- 1963 Japanese re-release

Single by Little Richard

from the album Little Richard
- A-side: "Lucille"
- Released: February 1957
- Recorded: October 16, 1956
- Studio: J&M Music, New Orleans, Louisiana
- Genre: Rock and roll
- Length: 2:21
- Label: Specialty
- Songwriter(s): John Marascalco, Leo Price
- Producer(s): Robert "Bumps" Blackwell

Little Richard singles chronology
| "The Girl Can't Help It" (1956) | "Send Me Some Lovin'" (1957) | "Jenny, Jenny" (1957) |

= Send Me Some Lovin' =

"Send Me Some Lovin'" is a 1957 rock and roll standard written by John Marascalco and Leo Price, famously recorded by Little Richard.

==Background==
Little Richard recorded the song October 16, 1956, at J&M Music Shop in New Orleans, Louisiana, recording "The Girl Can't Help It" and "Baby Face" at the same session. Richard's backing band on the session consisted of Lee Allen (tenor saxophone), Alvin "Red" Tyler (baritone saxophone), Edgar Blanchard (guitar), Frank Fields (bass), and Earl Palmer (drums). Specialty Records owner Art Rupe produced the recording.

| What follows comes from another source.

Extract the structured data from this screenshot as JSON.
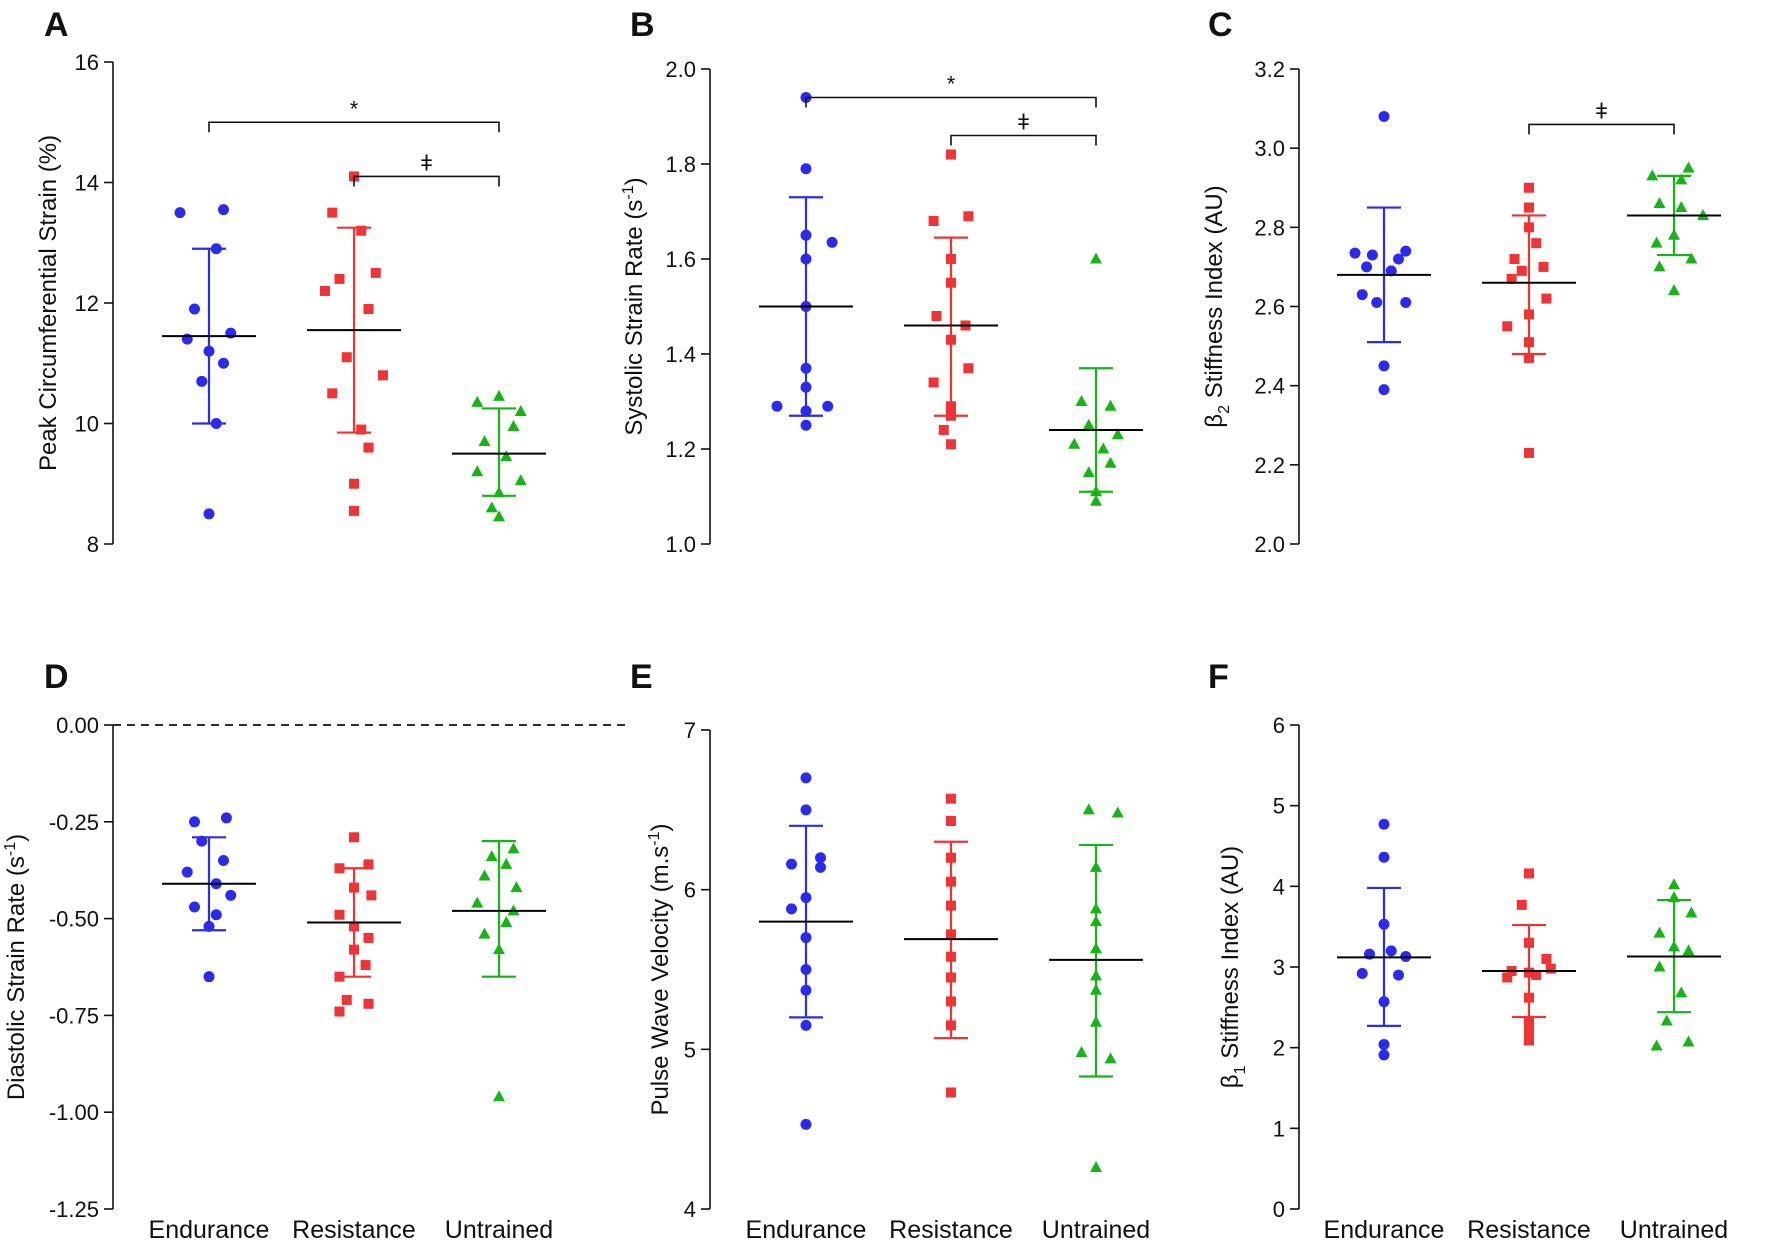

Specialty released Little Richard's track as a single in February 1957. The song also appeared on his second album in 1958. The song was also recorded by The Crickets for their 1957 debut album, The "Chirping" Crickets, and by various other artists including Sam Cooke, Brenda Lee, Dean Martin, James Booker, Stevie Wonder, Hank Williams Jr., Otis Redding, Gene Vincent, and John Lennon.